ZedNet reports how Dunkin’ Donuts introduced right now that it was the sufferer of a credential stuffing assault throughout which hackers gained entry to buyer accounts.
This marks the second time in three months that the espresso store chain notifies customers of account breaches following credential stuffing assaults.
Credentials stuffing is a cyber-security time period that describes a sort of cyber-attack the place hackers take combos of usernames and passwords leaked at different websites and use them to realize (unlawful) entry on accounts on new websites.
Dunkin’ Donuts reported a first credential stuffing attack on the finish of November (the precise assault occurred on October 31). Right this moment, the corporate reported a second credential stuffing assault (assault occurred on January 10).
Similar to within the first, hackers used consumer credentials leaked at different websites to realize entry to DD Perks rewards accounts, which give repeat prospects with a strategy to earn factors and use them to get free drinks or reductions for different Dunkin’ Donuts merchandise.
The kind of data usually saved inside a DD Perks account features a consumer’s first and final names, electronic mail tackle (additionally used as username), a 16-digit DD Perks account quantity, and a DD Perks QR code.
However hackers weren’t after customers’ private data saved in Dunkin’ Donuts rewards accounts. As an alternative, they have been after the account itself, which they’re promoting on Darkish Net boards, in response to a screenshot shared with ZDNet by menace intel agency Lastline. Dunkin Donuts account seller
Throughout on-line conversations and cellphone calls over the previous few months with this reporter, a number of safety engineers at American ISPs (who could not share their names as a consequence of non-disclosure agreements) have beforehand informed ZDNet about this rising development within the cyber-criminal undergrounds. In line with our sources, hacker teams are renting IoT botnets and operating scripts to hold out credential stuffing assaults towards a variety of on-line companies.
As soon as hackers break into accounts, they both exploit them by extracting private data from accounts and reselling the private information to monetary fraud operators, or they promote entry to the hacked accounts themselves.
This latter case is what’s occurring with Dunkin’ Donuts accounts, as hackers put up the hacked accounts on the market, that are later purchased by different individuals that use the reward factors present in these accounts at Dunkin’ Donuts outlets to obtain unearned reductions and free drinks.
A Dunkin’ Donuts spokesperson didn’t reply a request for remark earlier than this text’s publication.
Dunkin’ Donuts is not the one firm that has suffered a credential stuffing assault up to now few months. Advert blocker firm AdGuard suffered one in September 2018; banking big HSBC in November; but additionally Reddit, DailyMotion, and Basecamp final month.

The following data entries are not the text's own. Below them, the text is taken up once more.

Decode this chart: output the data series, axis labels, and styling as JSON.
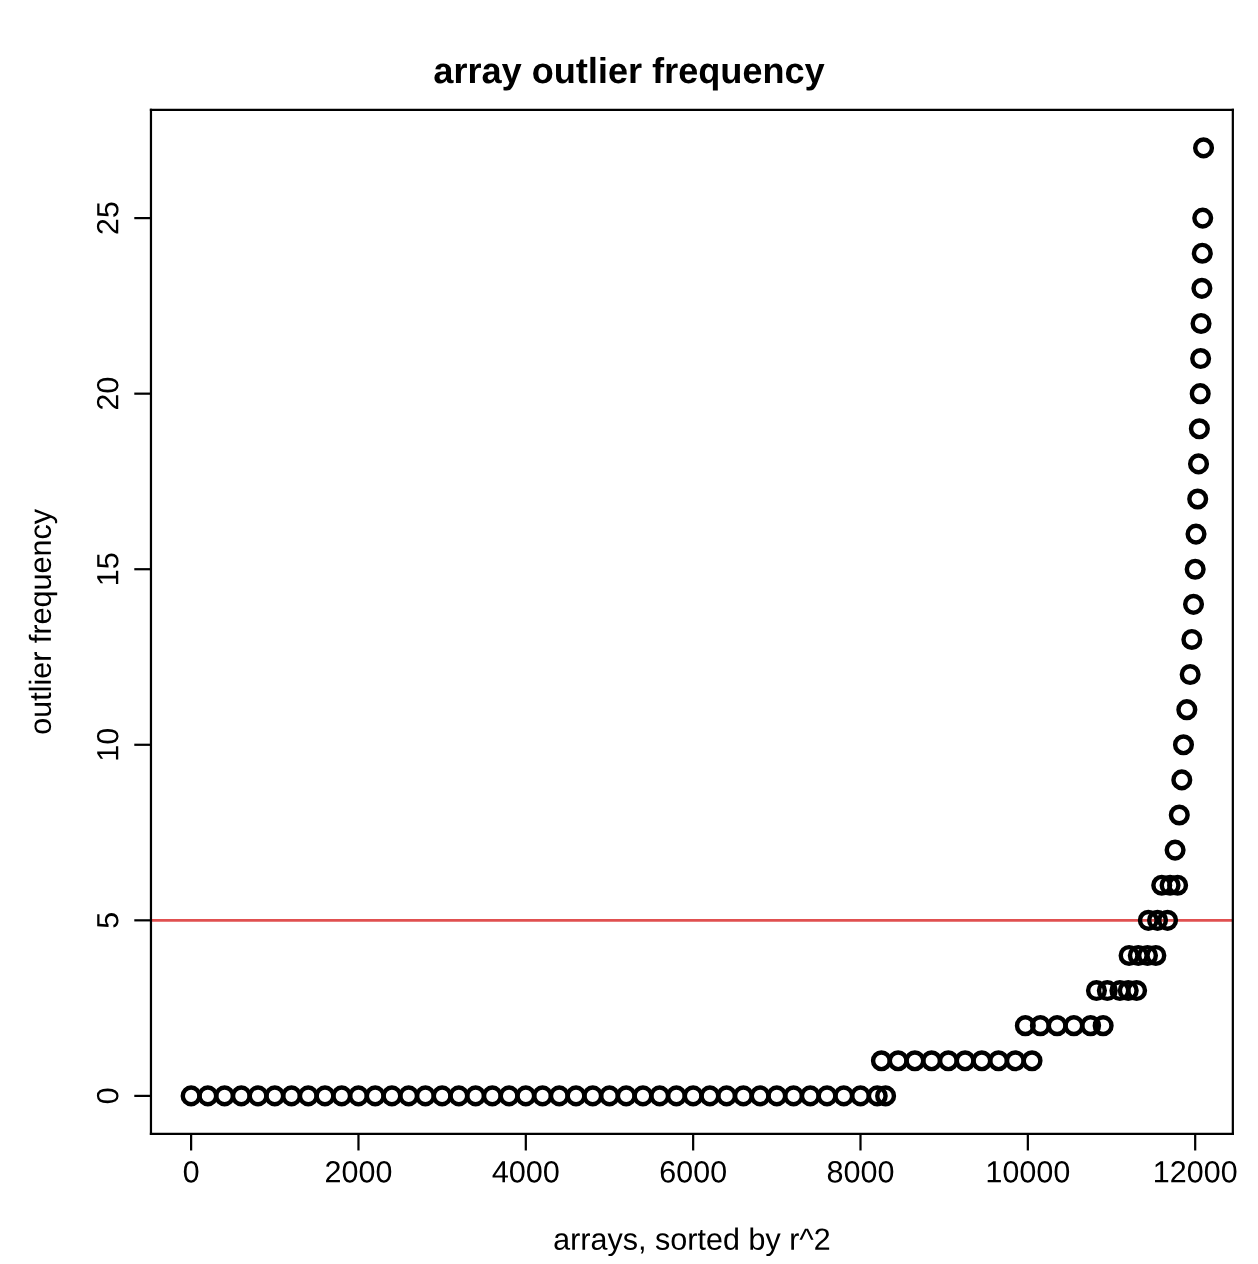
{
  "chart_data": {
    "type": "scatter",
    "title": "array outlier frequency",
    "xlabel": "arrays, sorted by r^2",
    "ylabel": "outlier frequency",
    "xlim": [
      -480,
      12450
    ],
    "ylim": [
      -1.08,
      28.08
    ],
    "xticks": [
      0,
      2000,
      4000,
      6000,
      8000,
      10000,
      12000
    ],
    "yticks": [
      0,
      5,
      10,
      15,
      20,
      25
    ],
    "grid": false,
    "legend": false,
    "marker": "circle",
    "ref_lines": [
      {
        "axis": "y",
        "value": 5,
        "color": "#e05050"
      }
    ],
    "series": [
      {
        "color": "#000000",
        "x": [
          0,
          200,
          400,
          600,
          800,
          1000,
          1200,
          1400,
          1600,
          1800,
          2000,
          2200,
          2400,
          2600,
          2800,
          3000,
          3200,
          3400,
          3600,
          3800,
          4000,
          4200,
          4400,
          4600,
          4800,
          5000,
          5200,
          5400,
          5600,
          5800,
          6000,
          6200,
          6400,
          6600,
          6800,
          7000,
          7200,
          7400,
          7600,
          7800,
          8000,
          8200,
          8300,
          8250,
          8450,
          8650,
          8850,
          9050,
          9250,
          9450,
          9650,
          9850,
          10050,
          9970,
          10150,
          10350,
          10550,
          10750,
          10900,
          10820,
          10950,
          11100,
          11200,
          11300,
          11210,
          11320,
          11430,
          11530,
          11440,
          11550,
          11670,
          11600,
          11700,
          11790,
          11760,
          11810,
          11840,
          11860,
          11900,
          11940,
          11960,
          11980,
          12000,
          12010,
          12030,
          12040,
          12050,
          12060,
          12065,
          12070,
          12080,
          12085,
          12090,
          12100
        ],
        "values": [
          0,
          0,
          0,
          0,
          0,
          0,
          0,
          0,
          0,
          0,
          0,
          0,
          0,
          0,
          0,
          0,
          0,
          0,
          0,
          0,
          0,
          0,
          0,
          0,
          0,
          0,
          0,
          0,
          0,
          0,
          0,
          0,
          0,
          0,
          0,
          0,
          0,
          0,
          0,
          0,
          0,
          0,
          0,
          1,
          1,
          1,
          1,
          1,
          1,
          1,
          1,
          1,
          1,
          2,
          2,
          2,
          2,
          2,
          2,
          3,
          3,
          3,
          3,
          3,
          4,
          4,
          4,
          4,
          5,
          5,
          5,
          6,
          6,
          6,
          7,
          8,
          9,
          10,
          11,
          12,
          13,
          14,
          15,
          16,
          17,
          18,
          19,
          20,
          21,
          22,
          23,
          24,
          25,
          27
        ]
      }
    ]
  }
}
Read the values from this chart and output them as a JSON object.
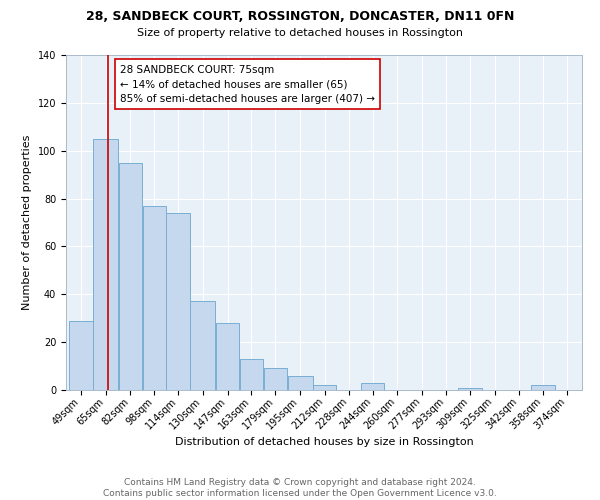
{
  "title": "28, SANDBECK COURT, ROSSINGTON, DONCASTER, DN11 0FN",
  "subtitle": "Size of property relative to detached houses in Rossington",
  "xlabel": "Distribution of detached houses by size in Rossington",
  "ylabel": "Number of detached properties",
  "bar_labels": [
    "49sqm",
    "65sqm",
    "82sqm",
    "98sqm",
    "114sqm",
    "130sqm",
    "147sqm",
    "163sqm",
    "179sqm",
    "195sqm",
    "212sqm",
    "228sqm",
    "244sqm",
    "260sqm",
    "277sqm",
    "293sqm",
    "309sqm",
    "325sqm",
    "342sqm",
    "358sqm",
    "374sqm"
  ],
  "bar_values": [
    29,
    105,
    95,
    77,
    74,
    37,
    28,
    13,
    9,
    6,
    2,
    0,
    3,
    0,
    0,
    0,
    1,
    0,
    0,
    2,
    0
  ],
  "bar_color": "#c5d8ed",
  "bar_edge_color": "#7aaed4",
  "bar_left_edges": [
    49,
    65,
    82,
    98,
    114,
    130,
    147,
    163,
    179,
    195,
    212,
    228,
    244,
    260,
    277,
    293,
    309,
    325,
    342,
    358,
    374
  ],
  "bar_widths": [
    16,
    17,
    16,
    16,
    16,
    17,
    16,
    16,
    16,
    17,
    16,
    16,
    16,
    17,
    16,
    16,
    16,
    17,
    16,
    16,
    16
  ],
  "property_line_x": 75,
  "property_line_color": "#cc0000",
  "annotation_text": "28 SANDBECK COURT: 75sqm\n← 14% of detached houses are smaller (65)\n85% of semi-detached houses are larger (407) →",
  "annotation_box_color": "#ffffff",
  "annotation_box_edge_color": "#cc0000",
  "ylim": [
    0,
    140
  ],
  "yticks": [
    0,
    20,
    40,
    60,
    80,
    100,
    120,
    140
  ],
  "footer_line1": "Contains HM Land Registry data © Crown copyright and database right 2024.",
  "footer_line2": "Contains public sector information licensed under the Open Government Licence v3.0.",
  "background_color": "#ffffff",
  "plot_background_color": "#e8f0f8",
  "title_fontsize": 9,
  "subtitle_fontsize": 8,
  "axis_label_fontsize": 8,
  "tick_fontsize": 7,
  "annotation_fontsize": 7.5,
  "footer_fontsize": 6.5
}
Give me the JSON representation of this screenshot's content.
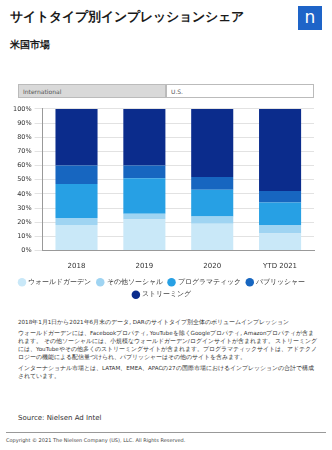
{
  "header": {
    "title": "サイトタイプ別インプレッションシェア",
    "subtitle": "米国市場",
    "logo": "n"
  },
  "tabs": [
    {
      "label": "International",
      "active": false
    },
    {
      "label": "U.S.",
      "active": true
    }
  ],
  "chart_data": {
    "type": "bar",
    "stacked": true,
    "categories": [
      "2018",
      "2019",
      "2020",
      "YTD 2021"
    ],
    "series": [
      {
        "name": "ウォールドガーデン",
        "color": "#c9e8f8",
        "values": [
          18,
          22,
          19,
          12
        ]
      },
      {
        "name": "その他ソーシャル",
        "color": "#9fd4f2",
        "values": [
          5,
          4,
          5,
          6
        ]
      },
      {
        "name": "プログラマティック",
        "color": "#27a0e4",
        "values": [
          24,
          25,
          19,
          16
        ]
      },
      {
        "name": "パブリッシャー",
        "color": "#1766c0",
        "values": [
          13,
          9,
          9,
          8
        ]
      },
      {
        "name": "ストリーミング",
        "color": "#0b2c8c",
        "values": [
          40,
          40,
          48,
          58
        ]
      }
    ],
    "ylim": [
      0,
      100
    ],
    "yticks": [
      {
        "value": 0,
        "label": "0%"
      },
      {
        "value": 10,
        "label": "10%"
      },
      {
        "value": 20,
        "label": "20%"
      },
      {
        "value": 30,
        "label": "30%"
      },
      {
        "value": 40,
        "label": "40%"
      },
      {
        "value": 50,
        "label": "50%"
      },
      {
        "value": 60,
        "label": "60%"
      },
      {
        "value": 70,
        "label": "70%"
      },
      {
        "value": 80,
        "label": "80%"
      },
      {
        "value": 90,
        "label": "90%"
      },
      {
        "value": 100,
        "label": "100%"
      }
    ],
    "grid": true,
    "legend": "bottom"
  },
  "notes": [
    "2018年1月1日から2021年6月末のデータ, DARのサイトタイプ別全体のボリュームインプレッション",
    "ウォールドガーデンには、Facebookプロパティ, YouTubeを除くGoogleプロパティ, Amazonプロパティが含まれます。 その他ソーシャルには、小規模なウォールドガーデン/ログインサイトが含まれます。 ストリーミングには、YouTubeやその他多くのストリーミングサイトが含まれます。プログラマティックサイトは、アドテクノロジーの機能による配信量づけられ、パブリッシャーはその他のサイトを含みます。",
    "インターナショナル市場とは、LATAM、EMEA、APACの27の国際市場におけるインプレッションの合計で構成されています。"
  ],
  "source": "Source: Nielsen Ad Intel",
  "copyright": "Copyright © 2021 The Nielsen Company (US), LLC. All Rights Reserved."
}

Credential stuffing assaults have change into a giant problem for on-line service suppliers up to now two years after billions of username and password combinations have step by step made their approach into the general public area.
Whereas initially these username-password combos have been arduous to get by as a result of they have been being offered on-line on well-hidden hacking boards, not too long ago, they have been shared and re-shared a lot that they are now usually accessible to anybody who is aware of how one can use a search engine and has the time to dig by means of search outcomes for still-working obtain hyperlinks.